Discussion starter · #9 ·
Getting it all back together

As a final step (for now) all that remains to be done is to place everything back in place.

It's worth spending a bit of time at this point tidying cables, tape them cable tie them and generally try to route them into place, any exposed junctions I have also taped with electrical tape to make sure there's no chance of shorting to anything.

The metal mounts you removed from the original radio now nead attaching to the new one, ignore the cage that came with the headunit, you don't need this. Instead screw the orginal mounts onto the side of the headunit, I've used 2 screws on each side in a diagonal position, this appears to be the only place where the holes match up but that's OK as they work perfectly!

Screw these back into the mounts on the dash after everything is connected at the back and you should end up with something like this...
Image


The headunit came with 2 options for trim plates, one deep one and one shallow, I've used the shallow one as I can fit it in without any trimming and it really finishes off the unit brilliantly.

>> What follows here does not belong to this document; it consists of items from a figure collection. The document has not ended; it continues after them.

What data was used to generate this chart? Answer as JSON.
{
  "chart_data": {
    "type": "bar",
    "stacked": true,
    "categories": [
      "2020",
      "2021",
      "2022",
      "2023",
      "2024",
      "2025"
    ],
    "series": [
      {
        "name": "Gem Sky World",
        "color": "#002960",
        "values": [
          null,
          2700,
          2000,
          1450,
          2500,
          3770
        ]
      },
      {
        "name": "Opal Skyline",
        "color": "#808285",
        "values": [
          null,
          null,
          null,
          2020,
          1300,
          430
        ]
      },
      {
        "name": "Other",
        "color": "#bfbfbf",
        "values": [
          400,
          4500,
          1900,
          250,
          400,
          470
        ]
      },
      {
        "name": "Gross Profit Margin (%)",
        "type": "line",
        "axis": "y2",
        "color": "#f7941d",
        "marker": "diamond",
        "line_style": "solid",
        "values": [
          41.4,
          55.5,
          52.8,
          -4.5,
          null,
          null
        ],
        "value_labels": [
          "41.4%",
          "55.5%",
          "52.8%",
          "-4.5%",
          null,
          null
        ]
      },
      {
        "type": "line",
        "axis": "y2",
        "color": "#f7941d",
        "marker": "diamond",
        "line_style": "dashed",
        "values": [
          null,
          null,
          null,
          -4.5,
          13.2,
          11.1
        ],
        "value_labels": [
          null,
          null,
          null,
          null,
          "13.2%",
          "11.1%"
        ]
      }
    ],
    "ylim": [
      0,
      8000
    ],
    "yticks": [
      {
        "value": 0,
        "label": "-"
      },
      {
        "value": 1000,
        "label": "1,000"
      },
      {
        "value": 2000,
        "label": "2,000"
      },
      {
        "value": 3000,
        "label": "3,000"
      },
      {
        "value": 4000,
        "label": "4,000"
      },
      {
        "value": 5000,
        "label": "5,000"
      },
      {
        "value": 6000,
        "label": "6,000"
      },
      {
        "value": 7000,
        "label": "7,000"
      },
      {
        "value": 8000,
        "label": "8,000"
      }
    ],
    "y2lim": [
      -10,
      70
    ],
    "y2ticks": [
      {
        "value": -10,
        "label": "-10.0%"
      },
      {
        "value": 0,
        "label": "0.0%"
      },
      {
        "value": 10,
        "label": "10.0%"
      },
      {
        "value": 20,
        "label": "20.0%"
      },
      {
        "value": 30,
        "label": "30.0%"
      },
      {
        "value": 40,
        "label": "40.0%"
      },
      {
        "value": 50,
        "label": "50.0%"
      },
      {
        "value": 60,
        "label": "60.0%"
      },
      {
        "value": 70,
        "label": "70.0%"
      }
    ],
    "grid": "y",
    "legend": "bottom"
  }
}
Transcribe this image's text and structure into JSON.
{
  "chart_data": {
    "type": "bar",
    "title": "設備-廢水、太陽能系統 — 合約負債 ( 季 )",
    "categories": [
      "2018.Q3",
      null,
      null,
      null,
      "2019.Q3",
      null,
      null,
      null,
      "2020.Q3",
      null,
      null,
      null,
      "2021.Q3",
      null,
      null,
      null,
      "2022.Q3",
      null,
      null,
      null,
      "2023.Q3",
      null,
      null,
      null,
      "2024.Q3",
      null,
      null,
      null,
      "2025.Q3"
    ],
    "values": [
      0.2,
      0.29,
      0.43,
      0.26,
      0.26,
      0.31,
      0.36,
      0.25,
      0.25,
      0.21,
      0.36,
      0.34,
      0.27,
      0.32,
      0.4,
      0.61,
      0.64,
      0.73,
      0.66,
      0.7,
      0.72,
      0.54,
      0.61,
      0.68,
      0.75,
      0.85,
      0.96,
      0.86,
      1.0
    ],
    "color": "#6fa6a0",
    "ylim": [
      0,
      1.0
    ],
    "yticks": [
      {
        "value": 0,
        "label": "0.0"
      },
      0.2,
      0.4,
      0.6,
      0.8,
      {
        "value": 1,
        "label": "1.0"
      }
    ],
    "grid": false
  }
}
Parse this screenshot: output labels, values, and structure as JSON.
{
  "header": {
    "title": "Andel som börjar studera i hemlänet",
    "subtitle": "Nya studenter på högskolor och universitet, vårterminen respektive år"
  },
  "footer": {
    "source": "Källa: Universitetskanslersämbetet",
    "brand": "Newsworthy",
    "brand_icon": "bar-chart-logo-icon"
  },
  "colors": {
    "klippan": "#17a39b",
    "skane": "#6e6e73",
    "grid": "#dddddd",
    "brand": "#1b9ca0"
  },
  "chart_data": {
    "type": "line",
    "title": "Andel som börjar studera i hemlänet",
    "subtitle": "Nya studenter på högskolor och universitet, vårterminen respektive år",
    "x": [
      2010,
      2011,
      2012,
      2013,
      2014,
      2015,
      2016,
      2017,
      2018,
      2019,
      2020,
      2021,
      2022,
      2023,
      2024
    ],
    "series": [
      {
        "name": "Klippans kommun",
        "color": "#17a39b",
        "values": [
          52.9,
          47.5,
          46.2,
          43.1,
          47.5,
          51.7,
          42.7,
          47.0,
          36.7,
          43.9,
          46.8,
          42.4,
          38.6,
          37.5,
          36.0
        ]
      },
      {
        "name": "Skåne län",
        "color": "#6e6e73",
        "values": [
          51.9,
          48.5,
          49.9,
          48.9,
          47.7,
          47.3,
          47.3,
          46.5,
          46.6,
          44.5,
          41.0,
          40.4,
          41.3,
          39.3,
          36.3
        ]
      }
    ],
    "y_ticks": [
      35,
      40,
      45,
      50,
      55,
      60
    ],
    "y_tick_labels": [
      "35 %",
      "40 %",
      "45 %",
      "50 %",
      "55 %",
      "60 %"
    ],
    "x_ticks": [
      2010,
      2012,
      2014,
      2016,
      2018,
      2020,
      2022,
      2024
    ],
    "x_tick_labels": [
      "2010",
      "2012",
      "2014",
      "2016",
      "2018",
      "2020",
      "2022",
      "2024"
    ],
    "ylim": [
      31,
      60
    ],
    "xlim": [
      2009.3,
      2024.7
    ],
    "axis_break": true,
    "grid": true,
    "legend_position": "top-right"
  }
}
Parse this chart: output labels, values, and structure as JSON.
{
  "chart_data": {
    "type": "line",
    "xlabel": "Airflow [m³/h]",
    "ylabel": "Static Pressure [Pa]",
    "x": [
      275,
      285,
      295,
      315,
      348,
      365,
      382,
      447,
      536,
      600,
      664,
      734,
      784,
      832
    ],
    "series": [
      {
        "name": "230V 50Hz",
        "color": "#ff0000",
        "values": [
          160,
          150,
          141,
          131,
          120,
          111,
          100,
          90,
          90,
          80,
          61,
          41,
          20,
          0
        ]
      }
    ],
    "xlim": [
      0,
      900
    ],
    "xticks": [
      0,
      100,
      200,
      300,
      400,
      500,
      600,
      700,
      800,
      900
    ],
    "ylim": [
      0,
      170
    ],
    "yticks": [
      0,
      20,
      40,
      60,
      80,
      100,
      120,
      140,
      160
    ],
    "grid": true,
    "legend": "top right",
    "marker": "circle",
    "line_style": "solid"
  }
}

Then, it's just a case of replacing the dash (not forgetting to reconnect the climate control looms) and popping it all back together.

Hopefully you should end up with something that looks a bit like this
Image


In my opinion it looks pretty OEM and works brilliantly, it certainly does everything I wanted it to - or it will do when I finally finish it!

At this point from my point of view I know that I'll need to take it apart again as I'm still waiting on the iPod connection cable to arrive and I also need to get an aerial adapter (DIN-ISO) as well as sorting out the steering wheel controls. I'll continue adding those as I do them but hopefully this should provide you the information to avoid some of the set backs I had whilst doing this.

Any comments or question are welcome and I'll try to answer what I can.
 
Alpine's DVD system has a safety device to prevent the driver watching the screen or playing with the settings whilst driving, in order to do this the hand brake must be on for these functions to work, as I am not prepared to delve into the Nav's main wiring harness to get the correct wire for that I have bypassed this
Very intersting mate, and well written. :wink:
RE. the above point, would I be right in thinking it is the handbrake LIGHT that needs to be on, rather then the actual handbrake, so could you take a feed off the light in the back of the dash rather then down by the handbrake?
Might be easier?
 
Discussion starter · #11 ·
Not sure really, all it needs is a -ve feed going to the handbrake sensor on the headunit when the handbrake is applied. I figure it could be done from the brake light but I'm unsure whether this will be +ve or -ve switching. Another easyish option would be to place a microswitch under the handbrake lever that will disconnect upon the handbrake being down. With the amount of stuff connected to the ECU on the Nav I decided to take the easy route and not risk trying to interface with the rest of the car. I know it could be classed as irresponsible but as I said I feel I can make the decision myself without the headunit forcing me to do something.
 
i connected the wire on my pioneer screen to a factory earth. apparently this is a common way of tricking it into thinking its connected to the handbrake sensor.
 
Re the handbrake thingy.........

If you go to the hidden service menu of the aventura ( i know yours is an outlaw) there is a screen there that shows handbrake on/off and it toggling if you change the state so I am assuming this signal is already passed up through the loom. Of course, may well be different on the loom for the Outlaw but maybe worth a punt.